Chapter 7 – Nutrition
Nutrition can be defined as the science of the action of food, beverages, and their components in biological systems. A nutrient is a compound that provides a needed function in the body. Nutrients can be further classified based on the amount needed in the body. Macronutrients are the nutrients the body needs in larger amounts. Micronutrients are also important nutrients, but ones the body needs in smaller amounts.
The word carbohydrate literally means “hydrated carbon,” or carbon with water. Thus, it is no surprise that carbohydrates are made up of carbon, hydrogen, and oxygen. Sucrose (table sugar) is an example of a commonly consumed carbohydrate. Some dietary examples of carbohydrates are whole-wheat bread, oatmeal, rice, sugary snacks/drinks, and pasta.

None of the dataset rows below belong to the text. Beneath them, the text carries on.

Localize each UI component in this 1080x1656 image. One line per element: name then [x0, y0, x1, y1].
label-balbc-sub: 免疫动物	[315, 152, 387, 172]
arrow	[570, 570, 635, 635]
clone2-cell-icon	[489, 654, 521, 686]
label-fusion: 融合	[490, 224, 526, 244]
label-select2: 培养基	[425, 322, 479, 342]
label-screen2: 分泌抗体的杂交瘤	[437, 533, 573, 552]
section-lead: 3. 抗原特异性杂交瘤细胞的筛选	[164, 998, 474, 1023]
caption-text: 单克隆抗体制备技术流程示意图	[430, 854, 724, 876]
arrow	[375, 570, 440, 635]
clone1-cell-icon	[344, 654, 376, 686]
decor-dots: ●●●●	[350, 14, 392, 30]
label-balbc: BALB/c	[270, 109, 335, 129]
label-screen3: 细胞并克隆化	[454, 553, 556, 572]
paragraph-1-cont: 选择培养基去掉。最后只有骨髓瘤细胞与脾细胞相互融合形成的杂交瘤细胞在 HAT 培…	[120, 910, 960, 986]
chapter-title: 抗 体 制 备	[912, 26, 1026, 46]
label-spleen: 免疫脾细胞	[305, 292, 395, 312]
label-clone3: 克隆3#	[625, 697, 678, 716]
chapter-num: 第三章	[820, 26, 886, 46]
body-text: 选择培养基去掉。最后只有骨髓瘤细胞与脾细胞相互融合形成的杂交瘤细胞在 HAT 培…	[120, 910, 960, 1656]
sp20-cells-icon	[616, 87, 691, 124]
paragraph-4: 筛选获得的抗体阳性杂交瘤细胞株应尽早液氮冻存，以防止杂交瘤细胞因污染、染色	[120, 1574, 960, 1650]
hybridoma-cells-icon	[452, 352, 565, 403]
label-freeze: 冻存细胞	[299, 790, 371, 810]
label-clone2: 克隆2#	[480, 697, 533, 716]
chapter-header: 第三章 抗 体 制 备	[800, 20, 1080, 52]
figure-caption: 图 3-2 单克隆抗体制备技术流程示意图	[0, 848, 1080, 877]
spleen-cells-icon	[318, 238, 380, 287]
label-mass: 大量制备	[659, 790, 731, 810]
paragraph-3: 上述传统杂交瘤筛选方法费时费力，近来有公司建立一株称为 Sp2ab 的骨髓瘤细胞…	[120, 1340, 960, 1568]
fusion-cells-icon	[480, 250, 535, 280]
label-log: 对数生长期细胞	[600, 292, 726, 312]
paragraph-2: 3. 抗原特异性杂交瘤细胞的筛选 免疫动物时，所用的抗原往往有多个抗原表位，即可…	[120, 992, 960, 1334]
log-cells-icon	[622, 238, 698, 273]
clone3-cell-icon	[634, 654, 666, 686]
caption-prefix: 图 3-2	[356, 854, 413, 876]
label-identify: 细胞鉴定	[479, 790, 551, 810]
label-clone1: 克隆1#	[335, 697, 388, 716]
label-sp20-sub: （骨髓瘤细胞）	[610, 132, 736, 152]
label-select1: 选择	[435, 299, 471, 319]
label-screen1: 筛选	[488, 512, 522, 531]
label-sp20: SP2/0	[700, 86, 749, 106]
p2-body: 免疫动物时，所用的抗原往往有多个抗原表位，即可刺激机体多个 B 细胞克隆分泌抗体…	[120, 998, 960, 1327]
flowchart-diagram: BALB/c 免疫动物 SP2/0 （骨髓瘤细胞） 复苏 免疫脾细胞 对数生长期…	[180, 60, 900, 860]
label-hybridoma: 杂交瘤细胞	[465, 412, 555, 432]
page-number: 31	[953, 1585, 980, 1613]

Like carbohydrates, proteins are comprised of carbon, hydrogen, and oxygen, but they also contain nitrogen. Several dietary sources of proteins include nuts, beans/legumes, skim milk, egg whites, and meat.
Lipids consist of fatty acids, triglycerides, phospholipids, and sterols (cholesterol). Lipids are also composed of carbon, hydrogen, and oxygen. Some dietary sources of lipids include, oils, butter, and egg yolks.
Water is made up of hydrogen and oxygen and is the only macronutrient that provides no energy.
These compounds are essential for normal physiologic processes in the body.
Minerals are the elements (think periodic table) that are essential for normal physiologic processes in the body.